O que interessava a todos, está bem de ver, era saber qual dos grandes ganhava o jogo da convocatória. Mas ainda mais importante era, depois, discutir-se, no café, nos bares, nas tertúlias, as escolhas do selecionador. As conclusões eram óbvias: o selecionador puxava para o clube com maior número de selecionados.
Para esse, o clube com mais selecionados, era um orgulho. Para os outros, era, mais do que uma desilusão, uma injustiça. E por isso, as seleções eram apoiadas por públicos diferentes, flutuantes, coloridos, porque dependia da equipa nacional ter mais adeptos do Benfica, do Sporting ou do Porto.
Havia, porém, piores consequências. Dentro da seleção era necessário que alguém soubesse gerir estados de alma e uma quase inevitável segregação entre os próprios jogadores, que definiam o seu próprio apartheid nas mesas de jantar ou nas rodas de lerpa.
Admito que, depois do árbitro apitar, as esmagadora maioria pensasse apenas e só na equipa, como um todo, mas também havia quem só passasse a bola aos seus, quem só quisesse que fosse um dos seus a marcar golo ou que pouco interessado estivesse em emendar e tapar o erro de um dos outros. A seleção era isto. Um conjunto de bons jogadores, habituado a viver num universo pequenino e, por vezes, até mesquinho, que se definia como uma equipa formada pelos nossos e pelos outros.

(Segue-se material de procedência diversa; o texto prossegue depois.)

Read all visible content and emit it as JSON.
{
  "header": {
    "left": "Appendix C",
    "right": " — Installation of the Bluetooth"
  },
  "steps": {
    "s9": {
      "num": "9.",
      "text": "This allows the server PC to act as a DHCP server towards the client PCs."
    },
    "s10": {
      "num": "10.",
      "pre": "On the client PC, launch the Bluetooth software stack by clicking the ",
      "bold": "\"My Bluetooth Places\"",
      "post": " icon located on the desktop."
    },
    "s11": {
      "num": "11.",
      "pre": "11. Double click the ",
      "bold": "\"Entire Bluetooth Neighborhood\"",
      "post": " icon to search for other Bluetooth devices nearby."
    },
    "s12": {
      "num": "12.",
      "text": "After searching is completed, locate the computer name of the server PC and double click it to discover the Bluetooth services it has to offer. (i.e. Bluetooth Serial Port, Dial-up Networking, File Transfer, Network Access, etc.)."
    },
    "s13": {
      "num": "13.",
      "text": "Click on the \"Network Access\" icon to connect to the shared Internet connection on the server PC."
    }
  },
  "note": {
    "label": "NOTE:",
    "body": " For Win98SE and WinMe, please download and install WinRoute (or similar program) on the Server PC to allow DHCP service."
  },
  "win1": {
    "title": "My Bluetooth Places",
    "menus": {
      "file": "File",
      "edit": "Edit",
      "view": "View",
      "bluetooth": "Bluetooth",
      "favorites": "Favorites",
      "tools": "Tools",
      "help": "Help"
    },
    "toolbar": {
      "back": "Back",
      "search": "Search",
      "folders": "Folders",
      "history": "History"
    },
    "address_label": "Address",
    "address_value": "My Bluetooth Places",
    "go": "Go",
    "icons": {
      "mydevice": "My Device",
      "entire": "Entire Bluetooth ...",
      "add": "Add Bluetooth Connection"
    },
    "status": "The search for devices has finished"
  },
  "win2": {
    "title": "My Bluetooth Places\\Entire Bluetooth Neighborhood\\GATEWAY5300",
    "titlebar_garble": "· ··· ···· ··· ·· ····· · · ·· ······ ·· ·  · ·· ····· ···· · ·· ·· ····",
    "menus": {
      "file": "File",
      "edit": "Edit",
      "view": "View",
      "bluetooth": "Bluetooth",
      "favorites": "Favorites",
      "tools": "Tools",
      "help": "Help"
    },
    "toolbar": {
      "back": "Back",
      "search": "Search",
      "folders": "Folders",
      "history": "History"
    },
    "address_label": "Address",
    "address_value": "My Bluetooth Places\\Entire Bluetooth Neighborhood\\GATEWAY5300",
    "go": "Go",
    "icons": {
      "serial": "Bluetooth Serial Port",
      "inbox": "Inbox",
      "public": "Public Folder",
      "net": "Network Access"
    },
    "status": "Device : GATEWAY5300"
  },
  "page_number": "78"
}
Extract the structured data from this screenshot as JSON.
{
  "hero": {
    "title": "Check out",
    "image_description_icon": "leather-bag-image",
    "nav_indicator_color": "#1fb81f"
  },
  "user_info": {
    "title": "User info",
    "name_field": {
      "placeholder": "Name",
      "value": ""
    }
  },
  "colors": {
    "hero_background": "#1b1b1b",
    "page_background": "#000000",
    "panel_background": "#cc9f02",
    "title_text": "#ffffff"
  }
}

Depois, os melhores bateram asas e foram para as melhores equipas do mundo e ninguém mais pensou em fazer contas sobre se o vencedor da convocatória era o Real Madrid, o Manchester United, o Borussia Dortmund ou o Mónaco. Quanto àqueles poucos eleitos do Benfica, do Sporting ou do Porto, a minoria passou a ser tão óbvia que qualquer ideia de segregação -se ainda existe - torna-se ridícula e facilmente desmantelada pela maioria de estrangeiros.

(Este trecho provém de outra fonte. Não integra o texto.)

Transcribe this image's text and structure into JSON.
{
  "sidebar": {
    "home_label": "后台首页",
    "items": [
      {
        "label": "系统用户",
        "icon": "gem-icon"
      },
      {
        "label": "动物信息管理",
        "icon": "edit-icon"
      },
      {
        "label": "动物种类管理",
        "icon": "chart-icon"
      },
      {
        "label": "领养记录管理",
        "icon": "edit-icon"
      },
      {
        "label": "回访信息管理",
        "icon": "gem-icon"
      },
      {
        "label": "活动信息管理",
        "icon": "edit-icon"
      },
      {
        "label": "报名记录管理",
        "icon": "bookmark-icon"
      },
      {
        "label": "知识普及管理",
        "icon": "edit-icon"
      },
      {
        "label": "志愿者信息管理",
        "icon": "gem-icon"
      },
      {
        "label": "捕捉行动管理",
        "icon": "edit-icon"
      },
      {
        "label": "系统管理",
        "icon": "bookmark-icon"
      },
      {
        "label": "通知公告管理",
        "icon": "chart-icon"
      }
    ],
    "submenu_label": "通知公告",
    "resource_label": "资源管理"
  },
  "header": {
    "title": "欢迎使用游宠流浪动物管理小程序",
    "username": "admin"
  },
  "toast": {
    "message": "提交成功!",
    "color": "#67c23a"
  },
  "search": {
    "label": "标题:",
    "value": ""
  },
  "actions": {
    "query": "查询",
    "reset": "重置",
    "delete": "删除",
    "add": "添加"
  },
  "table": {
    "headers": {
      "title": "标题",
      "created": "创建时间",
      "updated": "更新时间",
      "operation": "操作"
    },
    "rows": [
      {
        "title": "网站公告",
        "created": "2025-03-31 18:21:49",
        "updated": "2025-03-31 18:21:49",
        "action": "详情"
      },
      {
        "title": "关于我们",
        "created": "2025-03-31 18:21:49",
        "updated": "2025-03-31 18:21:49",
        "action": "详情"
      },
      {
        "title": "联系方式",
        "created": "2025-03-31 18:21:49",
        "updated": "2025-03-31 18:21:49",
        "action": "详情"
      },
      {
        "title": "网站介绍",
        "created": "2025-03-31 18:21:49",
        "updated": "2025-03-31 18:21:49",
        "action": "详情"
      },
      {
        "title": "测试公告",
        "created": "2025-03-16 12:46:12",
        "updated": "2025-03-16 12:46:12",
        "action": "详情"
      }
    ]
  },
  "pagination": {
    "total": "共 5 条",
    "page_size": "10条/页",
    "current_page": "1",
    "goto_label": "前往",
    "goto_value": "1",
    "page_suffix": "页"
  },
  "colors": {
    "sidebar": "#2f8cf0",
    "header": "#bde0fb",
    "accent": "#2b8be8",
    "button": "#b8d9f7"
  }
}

A verdade é que a Seleção Nacional não apenas beneficiou da superior qualidade dos jogadores de hoje, mas, e muito, da total mudança de estado mental e de atitude profissional dos eleitos.
Fernando Santos tem essa felicidade. Dispõe de uma equipa formada por jogadores de uma qualidade verdadeiramente sublime e pode trabalhar num universo com consciência do coletivo, solidário, unido, onde as naturais diferenças de estatuto e de títulos internacionais é aceite com bom senso e inteligência.
Não me venham, pois, cá dizer que antigamente é que era bom, que, antes, o futebol era puro como o ar das serras (as que entretanto não foram incendiadas). Não é verdade. Antigamente, o futebol português era como o país, pequeno, cinzento, egoísta, invejoso, e, sobretudo, inculto.
E se ainda hoje existem óbvios e bem visíveis resquícios desse tempo de atraso cultural e mental, a verdade é que a Seleção há muito que o ultrapassou, vive, hoje, num mundo mais aberto, sem fronteiras, sem complexos, internacionalizou-se, é, hoje, uma marca com garantia de qualidade mundial e com um prestígio que enche de orgulho os portugueses.
Há quem diga que a Seleção tem um novo perfil de adepto português. Mais jovem, mais familiar, mais festivo, mais culto e, por isso, menos agressivo. Eu prefiro acreditar que a Seleção apenas criou condições para ser amada e estimada pelos portugueses do Portugal democrático e livre. E esses são, felizmente, muitos mais.